In this period of clinical symptoms, the signs are worse than the accelerated phase, CFU-GM culture.
Differential diagnosis
First, lymphoma
The structure of lymph node in the late stage of slow leaching disappears, which is indistinguishable from small lymphocytic lymphoma. At present, the general concept is that the two are actually two aspects of a disease. When the tumor cells invade the blood and bone marrow, they are slow-leaching and only invade the lymph nodes. Small lymphocytic lymphoma is not affected by blood and bone marrow, and lymphoma cell leukemia refers to small lymphocytic lymphoma (differentiated lymphocytic lymphoma, low-grade non-Hodgkin's lymphoma) Bone marrow invasion of type lymphoma.

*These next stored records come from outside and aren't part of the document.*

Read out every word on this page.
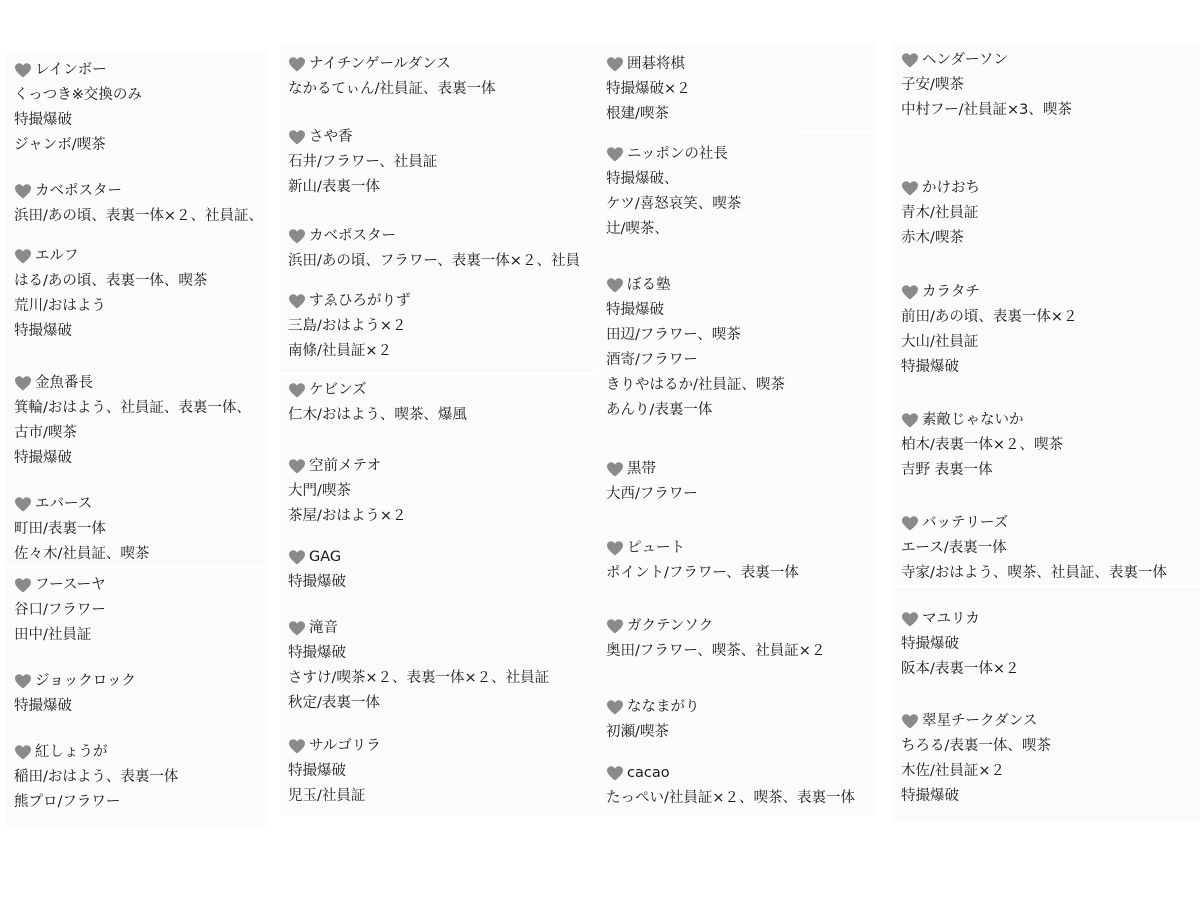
レインボー
くっつき※交換のみ
特撮爆破
ジャンボ/喫茶
カベポスター
浜田/あの頃、表裏一体×２、社員証、
エルフ
はる/あの頃、表裏一体、喫茶
荒川/おはよう
特撮爆破
金魚番長
箕輪/おはよう、社員証、表裏一体、
古市/喫茶
特撮爆破
エバース
町田/表裏一体
佐々木/社員証、喫茶
フースーヤ
谷口/フラワー
田中/社員証
ジョックロック
特撮爆破
紅しょうが
稲田/おはよう、表裏一体
熊プロ/フラワー
ナイチンゲールダンス
なかるてぃん/社員証、表裏一体
さや香
石井/フラワー、社員証
新山/表裏一体
カベポスター
浜田/あの頃、フラワー、表裏一体×２、社員
すゑひろがりず
三島/おはよう×２
南條/社員証×２
ケビンズ
仁木/おはよう、喫茶、爆風
空前メテオ
大門/喫茶
茶屋/おはよう×２
GAG
特撮爆破
滝音
特撮爆破
さすけ/喫茶×２、表裏一体×２、社員証
秋定/表裏一体
サルゴリラ
特撮爆破
児玉/社員証
囲碁将棋
特撮爆破×２
根建/喫茶
ニッポンの社長
特撮爆破、
ケツ/喜怒哀笑、喫茶
辻/喫茶、
ぼる塾
特撮爆破
田辺/フラワー、喫茶
酒寄/フラワー
きりやはるか/社員証、喫茶
あんり/表裏一体
黒帯
大西/フラワー
ピュート
ポイント/フラワー、表裏一体
ガクテンソク
奥田/フラワー、喫茶、社員証×２
ななまがり
初瀬/喫茶
cacao
たっぺい/社員証×２、喫茶、表裏一体
ヘンダーソン
子安/喫茶
中村フー/社員証×3、喫茶
かけおち
青木/社員証
赤木/喫茶
カラタチ
前田/あの頃、表裏一体×２
大山/社員証
特撮爆破
素敵じゃないか
柏木/表裏一体×２、喫茶
吉野 表裏一体
バッテリーズ
エース/表裏一体
寺家/おはよう、喫茶、社員証、表裏一体
マユリカ
特撮爆破
阪本/表裏一体×２
翠星チークダンス
ちろる/表裏一体、喫茶
木佐/社員証×２
特撮爆破
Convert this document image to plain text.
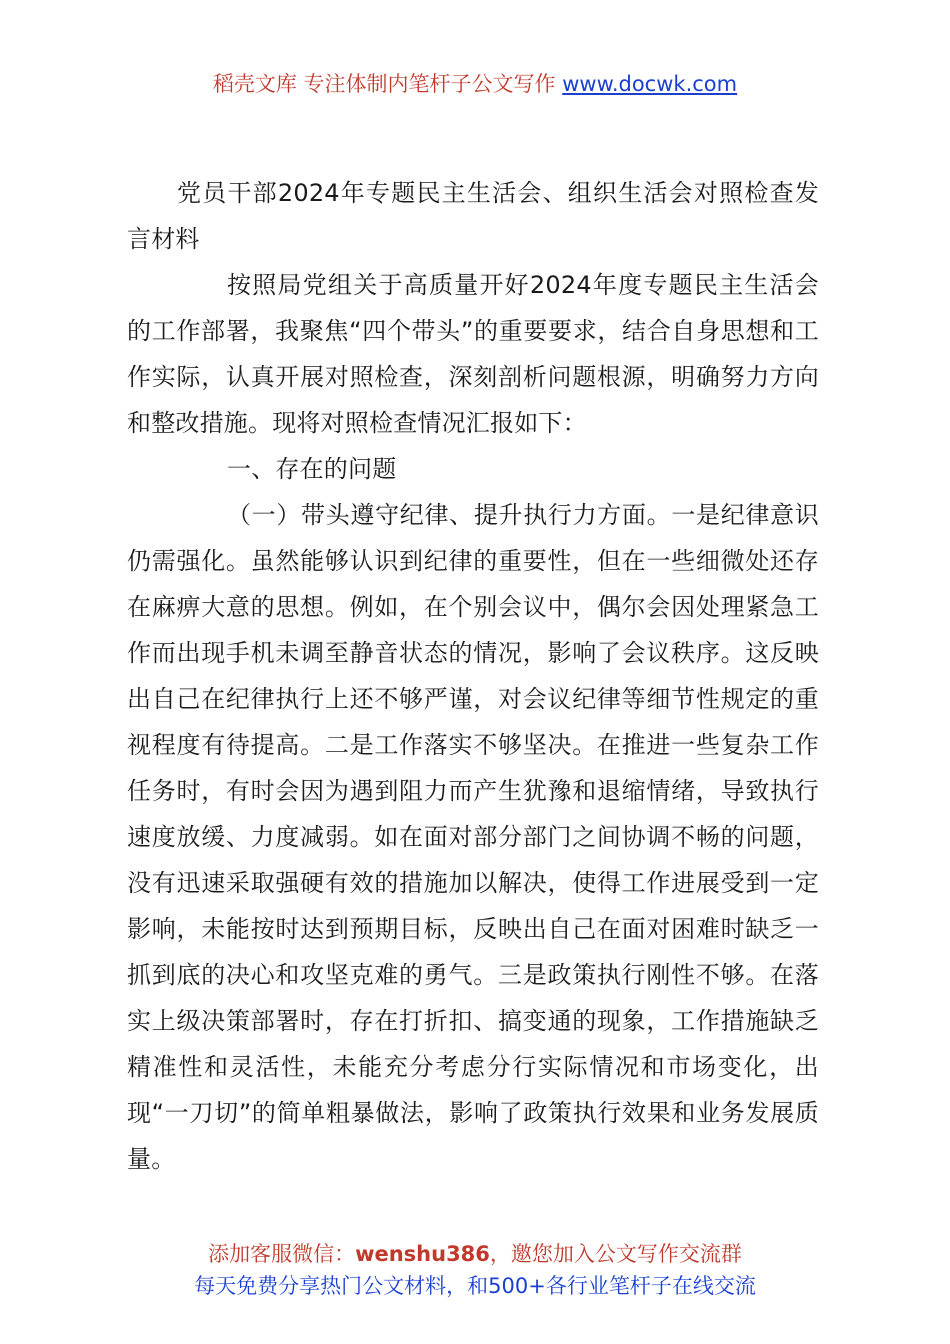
稻壳文库 专注体制内笔杆子公文写作 www.docwk.com

党员干部2024年专题民主生活会、组织生活会对照检查发言材料

按照局党组关于高质量开好2024年度专题民主生活会的工作部署，我聚焦“四个带头”的重要要求，结合自身思想和工作实际，认真开展对照检查，深刻剖析问题根源，明确努力方向和整改措施。现将对照检查情况汇报如下：

一、存在的问题

（一）带头遵守纪律、提升执行力方面。一是纪律意识仍需强化。虽然能够认识到纪律的重要性，但在一些细微处还存在麻痹大意的思想。例如，在个别会议中，偶尔会因处理紧急工作而出现手机未调至静音状态的情况，影响了会议秩序。这反映出自己在纪律执行上还不够严谨，对会议纪律等细节性规定的重视程度有待提高。二是工作落实不够坚决。在推进一些复杂工作任务时，有时会因为遇到阻力而产生犹豫和退缩情绪，导致执行速度放缓、力度减弱。如在面对部分部门之间协调不畅的问题，没有迅速采取强硬有效的措施加以解决，使得工作进展受到一定影响，未能按时达到预期目标，反映出自己在面对困难时缺乏一抓到底的决心和攻坚克难的勇气。三是政策执行刚性不够。在落实上级决策部署时，存在打折扣、搞变通的现象，工作措施缺乏精准性和灵活性，未能充分考虑分行实际情况和市场变化，出现“一刀切”的简单粗暴做法，影响了政策执行效果和业务发展质量。

添加客服微信：wenshu386，邀您加入公文写作交流群
每天免费分享热门公文材料，和500+各行业笔杆子在线交流
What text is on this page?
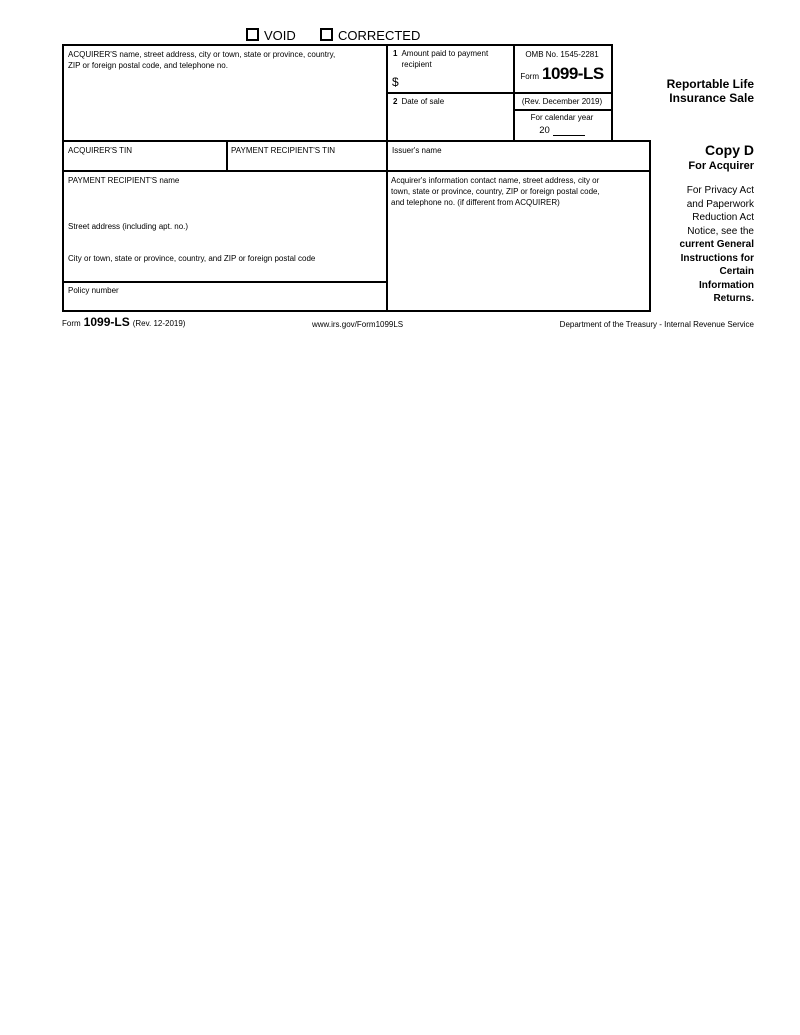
VOID	CORRECTED
ACQUIRER'S name, street address, city or town, state or province, country,
ZIP or foreign postal code, and telephone no.
1 Amount paid to payment
recipient
$
2 Date of sale
OMB No. 1545-2281
Form 1099-LS
(Rev. December 2019)
For calendar year
20
Reportable Life
Insurance Sale
ACQUIRER'S TIN	PAYMENT RECIPIENT'S TIN	Issuer's name
PAYMENT RECIPIENT'S name
Street address (including apt. no.)
City or town, state or province, country, and ZIP or foreign postal code
Policy number
Acquirer's information contact name, street address, city or
town, state or province, country, ZIP or foreign postal code,
and telephone no. (if different from ACQUIRER)
Copy D
For Acquirer
For Privacy Act
and Paperwork
Reduction Act
Notice, see the
current General
Instructions for
Certain
Information
Returns.
Form 1099-LS (Rev. 12-2019)	www.irs.gov/Form1099LS	Department of the Treasury - Internal Revenue Service
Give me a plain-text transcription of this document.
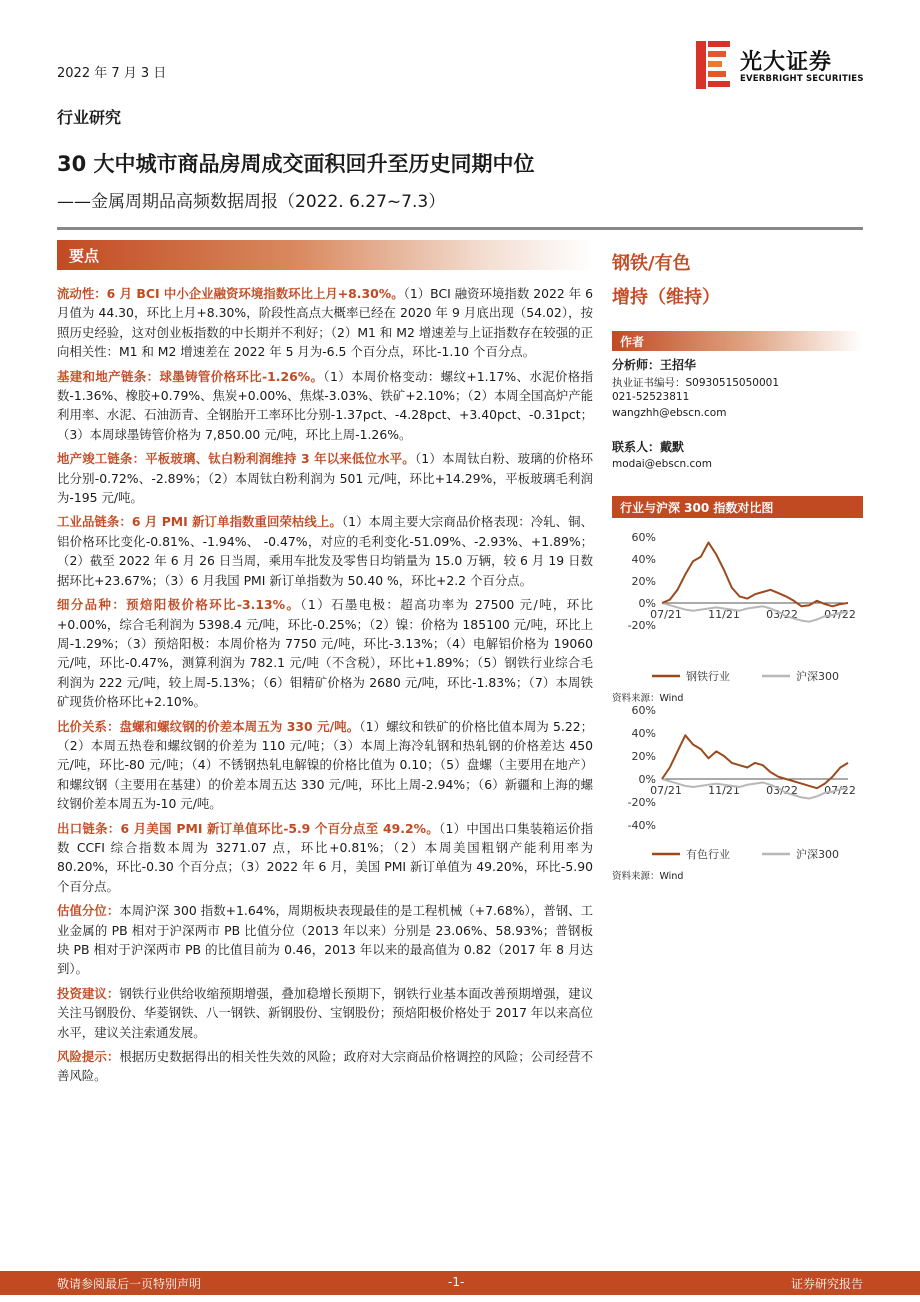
2022 年 7 月 3 日	光大证券
EVERBRIGHT SECURITIES
行业研究
30 大中城市商品房周成交面积回升至历史同期中位
——金属周期品高频数据周报（2022. 6.27~7.3）
要点

流动性：6 月 BCI 中小企业融资环境指数环比上月+8.30%。（1）BCI 融资环境指数 2022 年 6 月值为 44.30，环比上月+8.30%，阶段性高点大概率已经在 2020 年 9 月底出现（54.02），按照历史经验，这对创业板指数的中长期并不利好；（2）M1 和 M2 增速差与上证指数存在较强的正向相关性：M1 和 M2 增速差在 2022 年 5 月为-6.5 个百分点，环比-1.10 个百分点。

基建和地产链条：球墨铸管价格环比-1.26%。（1）本周价格变动：螺纹+1.17%、水泥价格指数-1.36%、橡胶+0.79%、焦炭+0.00%、焦煤-3.03%、铁矿+2.10%；（2）本周全国高炉产能利用率、水泥、石油沥青、全钢胎开工率环比分别-1.37pct、-4.28pct、+3.40pct、-0.31pct；（3）本周球墨铸管价格为 7,850.00 元/吨，环比上周-1.26%。

地产竣工链条：平板玻璃、钛白粉利润维持 3 年以来低位水平。（1）本周钛白粉、玻璃的价格环比分别-0.72%、-2.89%；（2）本周钛白粉利润为 501 元/吨，环比+14.29%，平板玻璃毛利润为-195 元/吨。

工业品链条：6 月 PMI 新订单指数重回荣枯线上。（1）本周主要大宗商品价格表现：冷轧、铜、铝价格环比变化-0.81%、-1.94%、 -0.47%，对应的毛利变化-51.09%、-2.93%、+1.89%；（2）截至 2022 年 6 月 26 日当周，乘用车批发及零售日均销量为 15.0 万辆，较 6 月 19 日数据环比+23.67%；（3）6 月我国 PMI 新订单指数为 50.40 %，环比+2.2 个百分点。

细分品种：预焙阳极价格环比-3.13%。（1）石墨电极：超高功率为 27500 元/吨，环比+0.00%，综合毛利润为 5398.4 元/吨，环比-0.25%；（2）镍：价格为 185100 元/吨，环比上周-1.29%；（3）预焙阳极：本周价格为 7750 元/吨，环比-3.13%；（4）电解铝价格为 19060 元/吨，环比-0.47%，测算利润为 782.1 元/吨（不含税），环比+1.89%；（5）钢铁行业综合毛利润为 222 元/吨，较上周-5.13%；（6）钼精矿价格为 2680 元/吨，环比-1.83%；（7）本周铁矿现货价格环比+2.10%。

比价关系：盘螺和螺纹钢的价差本周五为 330 元/吨。（1）螺纹和铁矿的价格比值本周为 5.22；（2）本周五热卷和螺纹钢的价差为 110 元/吨；（3）本周上海冷轧钢和热轧钢的价格差达 450 元/吨，环比-80 元/吨；（4）不锈钢热轧电解镍的价格比值为 0.10；（5）盘螺（主要用在地产）和螺纹钢（主要用在基建）的价差本周五达 330 元/吨，环比上周-2.94%；（6）新疆和上海的螺纹钢价差本周五为-10 元/吨。

出口链条：6 月美国 PMI 新订单值环比-5.9 个百分点至 49.2%。（1）中国出口集装箱运价指数 CCFI 综合指数本周为 3271.07 点，环比+0.81%；（2）本周美国粗钢产能利用率为 80.20%，环比-0.30 个百分点；（3）2022 年 6 月，美国 PMI 新订单值为 49.20%，环比-5.90 个百分点。

估值分位：本周沪深 300 指数+1.64%，周期板块表现最佳的是工程机械（+7.68%），普钢、工业金属的 PB 相对于沪深两市 PB 比值分位（2013 年以来）分别是 23.06%、58.93%；普钢板块 PB 相对于沪深两市 PB 的比值目前为 0.46，2013 年以来的最高值为 0.82（2017 年 8 月达到）。

投资建议：钢铁行业供给收缩预期增强，叠加稳增长预期下，钢铁行业基本面改善预期增强，建议关注马钢股份、华菱钢铁、八一钢铁、新钢股份、宝钢股份；预焙阳极价格处于 2017 年以来高位水平，建议关注索通发展。

风险提示：根据历史数据得出的相关性失效的风险；政府对大宗商品价格调控的风险；公司经营不善风险。

钢铁/有色
增持（维持）
作者
分析师：王招华
执业证书编号：S0930515050001
021-52523811
wangzhh@ebscn.com
联系人：戴默
modai@ebscn.com
行业与沪深 300 指数对比图
60%
40%
20%
0%
-20%
07/21 11/21 03/22 07/22
钢铁行业	沪深300
资料来源：Wind
60%
40%
20%
0%
-20%
-40%
07/21 11/21 03/22 07/22
有色行业	沪深300
资料来源：Wind
敬请参阅最后一页特别声明	-1-	证券研究报告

Second, young lymphocytic leukemia
The disease course is slower and shorter, the clinical spleen, no or mild lymph node enlargement, the total number of white blood cells is significantly increased, the young lymphocytes predominate, the cells are larger than the slow-leaching cells, the nucleoli are obvious, and the response to chemotherapy is poor. Wait differently than slow shower.
Third, hairy cell leukemia
There is a reduction of whole blood cells, splenomegaly, lymph node enlargement is not common, bone marrow often appears dry pumping, tumor cells are larger than slow-leaching cells, cytoplasm is abundant, and hair filamentous protrusions on the surface can be distinguished from slow-leaching.